Taghavidinani also alleges that a “young female colleague” was asked to, and agreed to, stand in a patient’s doorway so he could perform a sexual act on himself.
“This colleague and many others quit Riverview citing horrendous working conditions and an extremely hostile and dangerous environment,” the suit says.
‘NOBODY SPOKE TO HER’
Taghavidinani says she was told to throw out receipts and then was accused of misappropriating patients’ funds. She was later exonerated because she had kept those receipts.
Another social worker, Judith Dorsey of Belgrade, and Taghavidinani filed a union grievance in October 2013 saying the situation “was becoming intolerable and dangerous to patients and staff.”
“Favored patients … were placed on the civil unit of Riverview where Jennifer worked when they clearly should have been on the forensic units reserved for the violently mental ill. Jennifer was not trained or equipped to deal with these violent offenders,” but staff “used their influence to make inappropriate placement decisions and took pleasure in Jennifer’s fear and anxiety.”
Taghavidinani was later moved to the “Assertive Community Treatment” team, transferred to a building on East Chestnut Street in Augusta that was being renovated and ordered “not to speak to anyone at work.”
In spring 2014, Taghavidinani brought a formal complaint to the Legislature’s Office of Program Evaluation and Government Accountability. Soon afterward, she “was ordered to report to a location on Anthony Avenue (Augusta) with absolutely no work to do or explanation as to why she was there.”

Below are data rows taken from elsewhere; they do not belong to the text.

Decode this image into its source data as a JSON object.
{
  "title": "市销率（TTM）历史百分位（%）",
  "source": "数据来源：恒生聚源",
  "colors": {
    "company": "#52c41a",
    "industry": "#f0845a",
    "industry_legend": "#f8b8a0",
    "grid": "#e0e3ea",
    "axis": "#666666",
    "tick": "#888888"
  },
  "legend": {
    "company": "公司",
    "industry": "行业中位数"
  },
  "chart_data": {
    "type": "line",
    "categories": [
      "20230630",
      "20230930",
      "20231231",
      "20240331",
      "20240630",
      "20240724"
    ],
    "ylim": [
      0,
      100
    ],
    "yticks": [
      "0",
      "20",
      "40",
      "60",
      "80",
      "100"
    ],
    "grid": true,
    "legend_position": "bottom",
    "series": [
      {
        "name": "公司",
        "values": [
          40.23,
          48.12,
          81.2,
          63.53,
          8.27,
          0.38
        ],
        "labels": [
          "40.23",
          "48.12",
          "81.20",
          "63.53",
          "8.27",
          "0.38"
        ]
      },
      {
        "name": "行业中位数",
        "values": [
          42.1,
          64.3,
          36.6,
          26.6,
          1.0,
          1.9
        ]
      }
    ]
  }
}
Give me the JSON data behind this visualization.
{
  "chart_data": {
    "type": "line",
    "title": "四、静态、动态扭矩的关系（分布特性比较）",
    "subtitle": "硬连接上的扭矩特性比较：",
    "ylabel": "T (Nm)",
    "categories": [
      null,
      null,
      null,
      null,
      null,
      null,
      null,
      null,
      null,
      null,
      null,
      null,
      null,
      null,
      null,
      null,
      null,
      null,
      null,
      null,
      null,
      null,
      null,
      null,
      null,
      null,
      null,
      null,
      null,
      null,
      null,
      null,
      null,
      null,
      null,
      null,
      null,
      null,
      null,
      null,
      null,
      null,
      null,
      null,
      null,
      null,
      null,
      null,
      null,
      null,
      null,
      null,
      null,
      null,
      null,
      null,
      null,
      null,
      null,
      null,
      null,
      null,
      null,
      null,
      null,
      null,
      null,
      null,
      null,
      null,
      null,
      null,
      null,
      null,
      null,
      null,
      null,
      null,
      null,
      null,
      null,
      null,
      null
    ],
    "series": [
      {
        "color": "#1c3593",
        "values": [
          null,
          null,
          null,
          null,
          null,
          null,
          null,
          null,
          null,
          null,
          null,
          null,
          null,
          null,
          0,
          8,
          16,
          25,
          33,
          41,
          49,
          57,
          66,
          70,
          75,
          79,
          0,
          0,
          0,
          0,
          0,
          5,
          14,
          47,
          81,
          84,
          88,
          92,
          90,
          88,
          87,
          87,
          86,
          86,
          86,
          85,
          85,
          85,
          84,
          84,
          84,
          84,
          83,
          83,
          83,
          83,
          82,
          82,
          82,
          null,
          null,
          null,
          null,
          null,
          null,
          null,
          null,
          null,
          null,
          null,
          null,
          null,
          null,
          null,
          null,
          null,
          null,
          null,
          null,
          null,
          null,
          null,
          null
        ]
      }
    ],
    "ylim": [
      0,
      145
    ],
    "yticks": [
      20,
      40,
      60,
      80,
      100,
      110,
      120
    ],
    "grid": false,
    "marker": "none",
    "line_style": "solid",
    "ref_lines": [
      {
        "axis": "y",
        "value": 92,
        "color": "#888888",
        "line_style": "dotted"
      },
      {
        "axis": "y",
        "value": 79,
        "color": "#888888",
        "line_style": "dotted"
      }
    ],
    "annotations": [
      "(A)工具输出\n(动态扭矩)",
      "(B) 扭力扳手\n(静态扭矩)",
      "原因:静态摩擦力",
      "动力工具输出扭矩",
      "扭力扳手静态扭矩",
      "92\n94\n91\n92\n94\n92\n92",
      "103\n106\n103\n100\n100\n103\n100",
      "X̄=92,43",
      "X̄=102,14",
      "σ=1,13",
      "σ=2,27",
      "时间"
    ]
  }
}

The complaint says Taghavidinani spent almost two months there “holed up in a cubicle with nothing to do, under express orders to speak with no one under threats of discipline or discharge. It was akin to solitary confinement and extremely stressful and emotionally painful. There was no computer, no phone, no work to do and nobody spoke to her.”
On Aug. 11, 2014, Taghavidinani returned to work at Riverview and was assigned to the Lower Saco Unit, where the most acute forensic patients — those sent there in connection with criminal charges — are treated, and the next day “a patient charged her to attack her.” Taghavidinani says she had received no training on how to handle such patients.